Mexico's Pemex launches ethanol biofuel program to cut emissions
Pemex is set to launch its first-ever sales of gasoline mixed with cleaner-burning ethanol to reduce greenhouse gas emissions, the Mexican state-run oil company said on Thursday.
Pemex has awarded contracts to be supplied with as much as 123 million liters of ethanol per year, which will be derived from locally-produced sugar cane and sorghum.
Over the course of the 10-year contracts, the value of the ethanol purchased would range between $524 and $750 million, Pemex said in a statement.
The 5.8 percent ethanol will be mixed with Pemex's top selling Magna gasoline brand and lower emissions by 35 percent.
Four contracts were awarded to Mexican companies on Tuesday, but tenders for two others were declared void.
A company spokesman said several more contracts will be bid out, but did not provide further details on the timeline.
The new gasoline sales will begin in the states of Tamaulipas, San Luis Potosi and Veracruz before expanding further, although the precise timing was unclear.

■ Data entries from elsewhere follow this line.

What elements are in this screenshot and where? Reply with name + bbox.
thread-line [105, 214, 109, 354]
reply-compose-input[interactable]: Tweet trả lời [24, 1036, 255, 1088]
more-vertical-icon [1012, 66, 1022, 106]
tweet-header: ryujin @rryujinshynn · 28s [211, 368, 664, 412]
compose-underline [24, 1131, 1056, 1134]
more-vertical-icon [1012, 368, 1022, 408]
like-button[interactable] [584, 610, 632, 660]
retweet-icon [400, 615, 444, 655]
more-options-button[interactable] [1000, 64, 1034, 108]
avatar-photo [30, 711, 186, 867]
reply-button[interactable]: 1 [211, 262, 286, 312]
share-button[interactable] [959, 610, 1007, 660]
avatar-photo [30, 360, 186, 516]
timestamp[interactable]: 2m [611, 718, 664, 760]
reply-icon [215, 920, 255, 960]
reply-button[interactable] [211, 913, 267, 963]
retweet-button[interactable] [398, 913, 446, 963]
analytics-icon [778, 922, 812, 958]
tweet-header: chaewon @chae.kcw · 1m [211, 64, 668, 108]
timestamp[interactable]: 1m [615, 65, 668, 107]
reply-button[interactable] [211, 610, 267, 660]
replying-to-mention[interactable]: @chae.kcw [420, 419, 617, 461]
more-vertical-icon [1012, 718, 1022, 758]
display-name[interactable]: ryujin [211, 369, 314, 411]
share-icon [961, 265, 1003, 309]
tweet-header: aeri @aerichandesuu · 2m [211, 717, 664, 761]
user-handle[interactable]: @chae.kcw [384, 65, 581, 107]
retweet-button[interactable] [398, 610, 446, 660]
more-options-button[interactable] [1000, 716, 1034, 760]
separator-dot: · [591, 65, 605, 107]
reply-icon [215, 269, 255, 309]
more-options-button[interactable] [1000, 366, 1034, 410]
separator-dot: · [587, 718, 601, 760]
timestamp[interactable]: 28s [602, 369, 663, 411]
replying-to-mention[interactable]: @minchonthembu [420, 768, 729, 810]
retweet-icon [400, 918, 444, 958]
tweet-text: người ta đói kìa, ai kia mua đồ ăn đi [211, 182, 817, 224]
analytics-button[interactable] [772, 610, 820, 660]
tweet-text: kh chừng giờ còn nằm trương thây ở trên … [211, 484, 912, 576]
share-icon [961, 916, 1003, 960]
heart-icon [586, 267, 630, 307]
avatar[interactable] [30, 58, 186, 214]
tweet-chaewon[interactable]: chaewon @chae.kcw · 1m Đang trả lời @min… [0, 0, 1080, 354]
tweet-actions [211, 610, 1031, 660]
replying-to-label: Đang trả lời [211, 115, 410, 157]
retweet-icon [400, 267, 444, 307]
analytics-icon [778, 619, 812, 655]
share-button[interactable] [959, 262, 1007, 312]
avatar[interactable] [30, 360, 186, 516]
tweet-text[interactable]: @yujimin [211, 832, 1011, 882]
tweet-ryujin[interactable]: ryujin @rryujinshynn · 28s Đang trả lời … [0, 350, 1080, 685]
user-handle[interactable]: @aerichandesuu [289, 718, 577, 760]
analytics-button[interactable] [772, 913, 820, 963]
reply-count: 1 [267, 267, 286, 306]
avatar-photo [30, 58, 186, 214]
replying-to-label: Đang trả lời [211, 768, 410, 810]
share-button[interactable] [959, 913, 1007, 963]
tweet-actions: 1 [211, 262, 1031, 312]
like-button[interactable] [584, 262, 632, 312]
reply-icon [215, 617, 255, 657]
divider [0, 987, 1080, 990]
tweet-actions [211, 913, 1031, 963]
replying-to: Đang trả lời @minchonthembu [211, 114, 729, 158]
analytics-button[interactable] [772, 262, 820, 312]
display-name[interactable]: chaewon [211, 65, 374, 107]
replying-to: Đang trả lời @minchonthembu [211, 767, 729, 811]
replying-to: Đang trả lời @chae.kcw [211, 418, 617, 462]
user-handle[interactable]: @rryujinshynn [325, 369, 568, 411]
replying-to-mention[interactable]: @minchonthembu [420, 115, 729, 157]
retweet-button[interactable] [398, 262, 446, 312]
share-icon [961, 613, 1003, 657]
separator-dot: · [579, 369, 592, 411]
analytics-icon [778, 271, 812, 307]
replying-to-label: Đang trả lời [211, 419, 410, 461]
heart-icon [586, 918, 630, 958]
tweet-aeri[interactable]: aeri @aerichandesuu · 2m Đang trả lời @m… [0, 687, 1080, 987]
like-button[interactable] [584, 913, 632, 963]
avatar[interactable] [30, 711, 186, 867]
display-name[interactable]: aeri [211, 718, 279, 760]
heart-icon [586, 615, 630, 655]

Pemex will invest about $58 million to build necessary infrastructure for the project at its Ciudad Madero and Minatitlan refineries.
Citing the need to cut costs due to slumping oil prices, Pemex first delayed, then canceled a planned $2.8 billion investment to boost ultra-low sulfur diesel production announced in September also designed to reduce pollution.
A sweeping energy reform finalized last year and championed by President Enrique Pena Nieto gradually ends the retail monopoly enjoyed by Pemex's nearly 11,000 franchise gas stations scattered across the country.
Beginning in 2017, companies that operate startup non-Pemex stations will be able to import outside gasoline, and then in 2018, gasoline and diesel prices will no longer be set by the government.